Nessa mesma quinta-feira, o cardeal Walter Kasper, presidente do Conselho Pontifício para a Unidade dos Cristãos, manifestou desde Roma sua esperança ante a possibilidade de que no próximo ano possa dar-se um encontro entre Bento XVI e o patriarca.

As tentativas de impor uma mentalidade secularizada na sociedade, que marginaliza a religião dos assuntos públicos são muito ativas nestes dias na Europa, disse Aléxis II.

«Creio que a cooperação entre nossas Igrejas está enriquecida por posições similares em muitas questões importantes, como a globalização, o papel da religião na sociedade, os direitos e a dignidade humana, os valores familiares, a demografia, a bioética e outros muitos», afirmou.

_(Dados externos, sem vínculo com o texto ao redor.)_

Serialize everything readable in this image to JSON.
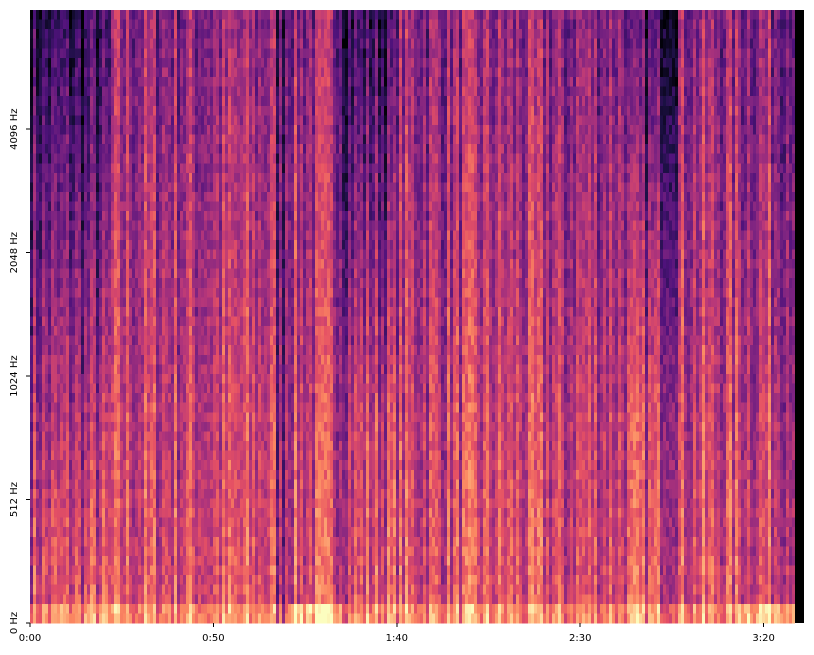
{
  "chart_data": {
    "type": "spectrogram",
    "xlim": [
      0,
      211
    ],
    "xticks": [
      {
        "value": 0,
        "label": "0:00"
      },
      {
        "value": 50,
        "label": "0:50"
      },
      {
        "value": 100,
        "label": "1:40"
      },
      {
        "value": 150,
        "label": "2:30"
      },
      {
        "value": 200,
        "label": "3:20"
      }
    ],
    "ylim": [
      0,
      8000
    ],
    "yscale": "symlog",
    "yticks": [
      {
        "value": 0,
        "label": "0 Hz"
      },
      {
        "value": 512,
        "label": "512 Hz"
      },
      {
        "value": 1024,
        "label": "1024 Hz"
      },
      {
        "value": 2048,
        "label": "2048 Hz"
      },
      {
        "value": 4096,
        "label": "4096 Hz"
      }
    ],
    "colormap": "magma"
  }
}
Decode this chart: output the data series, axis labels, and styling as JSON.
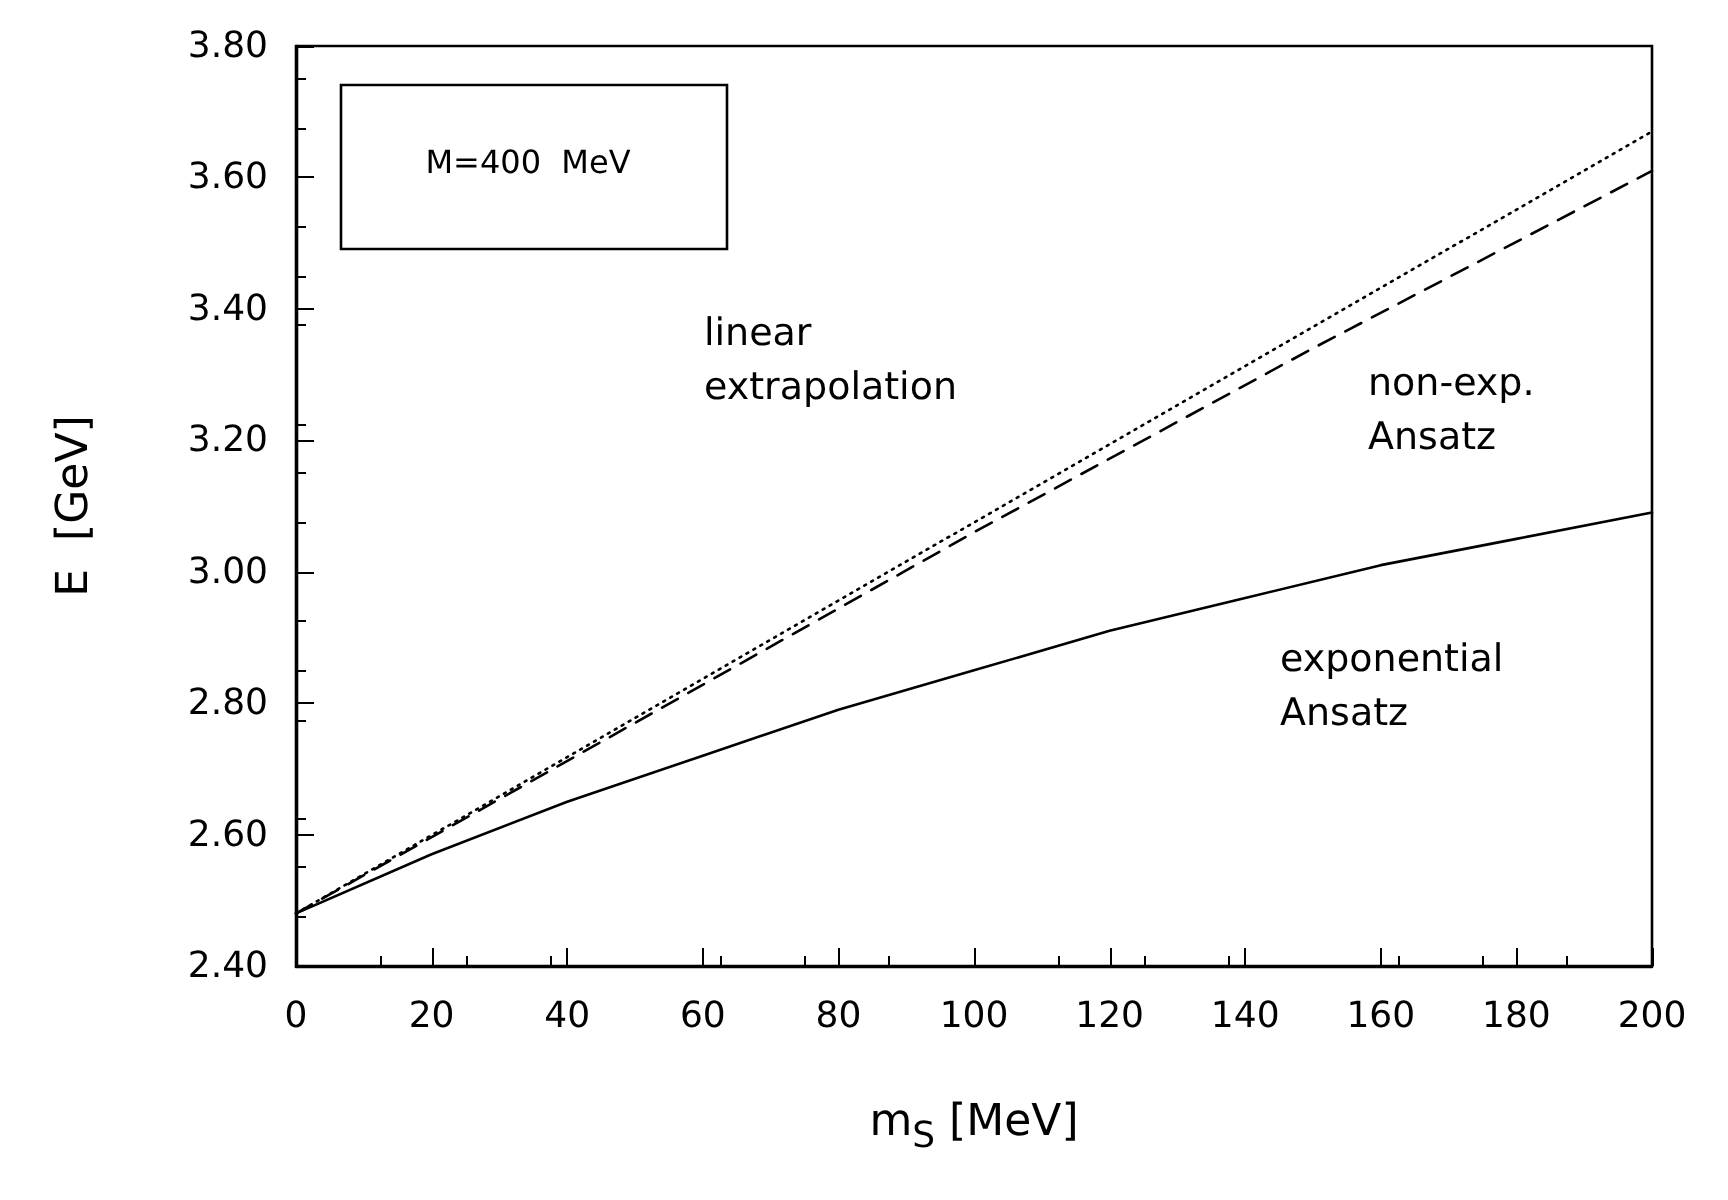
{
  "chart_data": {
    "type": "line",
    "xlabel": "m$_{S}$ [MeV]",
    "ylabel": "E  [GeV]",
    "xlim": [
      0,
      200
    ],
    "xticks": [
      0,
      20,
      40,
      60,
      80,
      100,
      120,
      140,
      160,
      180,
      200
    ],
    "ylim": [
      2.4,
      3.8
    ],
    "yticks": [
      {
        "value": 2.4,
        "label": "2.40"
      },
      {
        "value": 2.6,
        "label": "2.60"
      },
      {
        "value": 2.8,
        "label": "2.80"
      },
      {
        "value": 3.0,
        "label": "3.00"
      },
      {
        "value": 3.2,
        "label": "3.20"
      },
      {
        "value": 3.4,
        "label": "3.40"
      },
      {
        "value": 3.6,
        "label": "3.60"
      },
      {
        "value": 3.8,
        "label": "3.80"
      }
    ],
    "grid": false,
    "marker": "none",
    "series": [
      {
        "color": "#000000",
        "line_style": "dotted",
        "x": [
          0,
          200
        ],
        "values": [
          2.48,
          3.67
        ]
      },
      {
        "color": "#000000",
        "line_style": "dashed",
        "x": [
          0,
          50,
          100,
          150,
          200
        ],
        "values": [
          2.48,
          2.77,
          3.06,
          3.34,
          3.61
        ]
      },
      {
        "color": "#000000",
        "line_style": "solid",
        "x": [
          0,
          20,
          40,
          60,
          80,
          100,
          120,
          140,
          160,
          180,
          200
        ],
        "values": [
          2.48,
          2.57,
          2.65,
          2.72,
          2.79,
          2.85,
          2.91,
          2.96,
          3.01,
          3.05,
          3.09
        ]
      }
    ],
    "annotations": [
      "M=400  MeV",
      "linear\nextrapolation",
      "non-exp.\nAnsatz",
      "exponential\nAnsatz"
    ]
  }
}
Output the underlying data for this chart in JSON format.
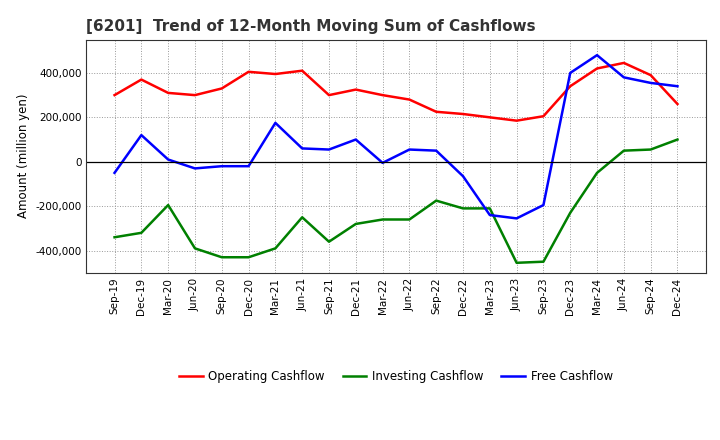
{
  "title": "[6201]  Trend of 12-Month Moving Sum of Cashflows",
  "ylabel": "Amount (million yen)",
  "xlabels": [
    "Sep-19",
    "Dec-19",
    "Mar-20",
    "Jun-20",
    "Sep-20",
    "Dec-20",
    "Mar-21",
    "Jun-21",
    "Sep-21",
    "Dec-21",
    "Mar-22",
    "Jun-22",
    "Sep-22",
    "Dec-22",
    "Mar-23",
    "Jun-23",
    "Sep-23",
    "Dec-23",
    "Mar-24",
    "Jun-24",
    "Sep-24",
    "Dec-24"
  ],
  "operating_cashflow": [
    300000,
    370000,
    310000,
    300000,
    330000,
    405000,
    395000,
    410000,
    300000,
    325000,
    300000,
    280000,
    225000,
    215000,
    200000,
    185000,
    205000,
    340000,
    420000,
    445000,
    390000,
    260000
  ],
  "investing_cashflow": [
    -340000,
    -320000,
    -195000,
    -390000,
    -430000,
    -430000,
    -390000,
    -250000,
    -360000,
    -280000,
    -260000,
    -260000,
    -175000,
    -210000,
    -210000,
    -455000,
    -450000,
    -230000,
    -50000,
    50000,
    55000,
    100000
  ],
  "free_cashflow": [
    -50000,
    120000,
    10000,
    -30000,
    -20000,
    -20000,
    175000,
    60000,
    55000,
    100000,
    -5000,
    55000,
    50000,
    -65000,
    -240000,
    -255000,
    -195000,
    400000,
    480000,
    380000,
    355000,
    340000
  ],
  "operating_color": "#ff0000",
  "investing_color": "#008000",
  "free_color": "#0000ff",
  "ylim": [
    -500000,
    550000
  ],
  "yticks": [
    -400000,
    -200000,
    0,
    200000,
    400000
  ],
  "background_color": "#ffffff",
  "grid_color": "#999999"
}
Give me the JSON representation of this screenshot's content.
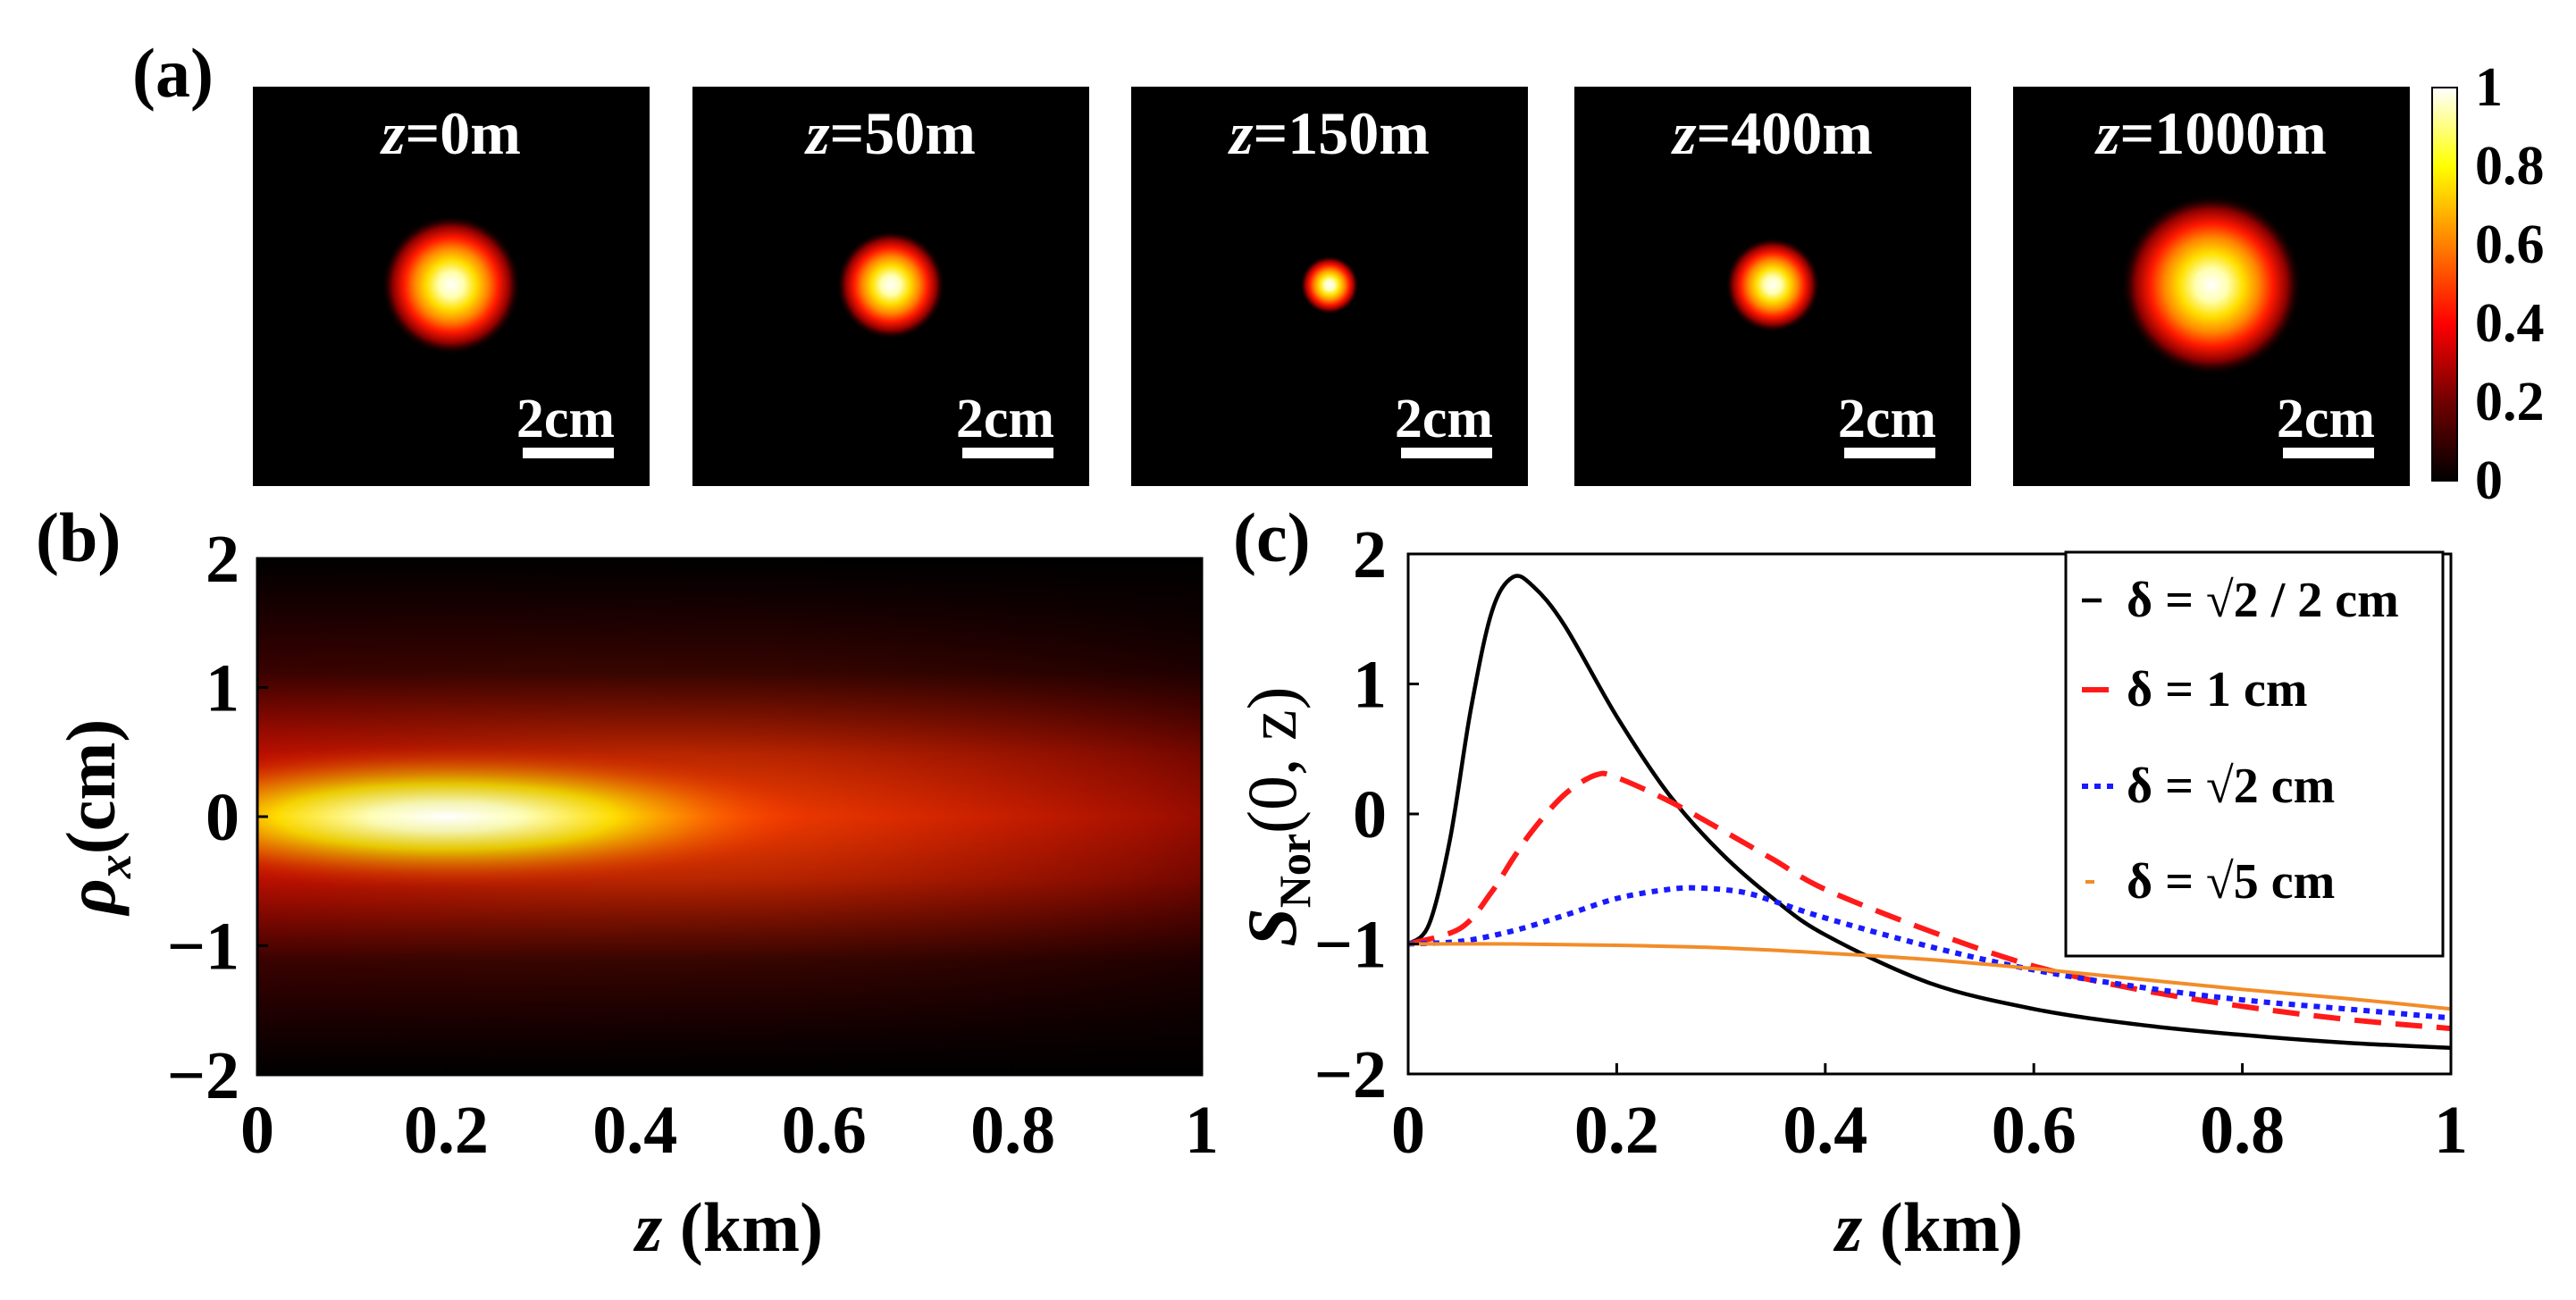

Aléxis reconheceu que em certas ocasiões as relações entre o Patriarcado de Moscou e a Igreja Católica nem sempre foram boas. «Creio que estas relações podem melhorar com o apoio do Conselho das Conferências Episcopais da Europa», disse.

O cardeal Erdo, arcebispo de Esztergom-Budapeste, primaz da Hungria, revelou que seu encontro com o patriarca foi «muito cordial».

Baseando-se nos valores fundamentais, explicou à «Rádio Vaticano», «nossa convicção comum foi que, sem Deus, nossa visão da realidade objetiva não é completa, e se só existe o mundo, o universo, mas não existe Deus, então o universo não tem valor e todo o discurso sobre os valores perde seu sentido».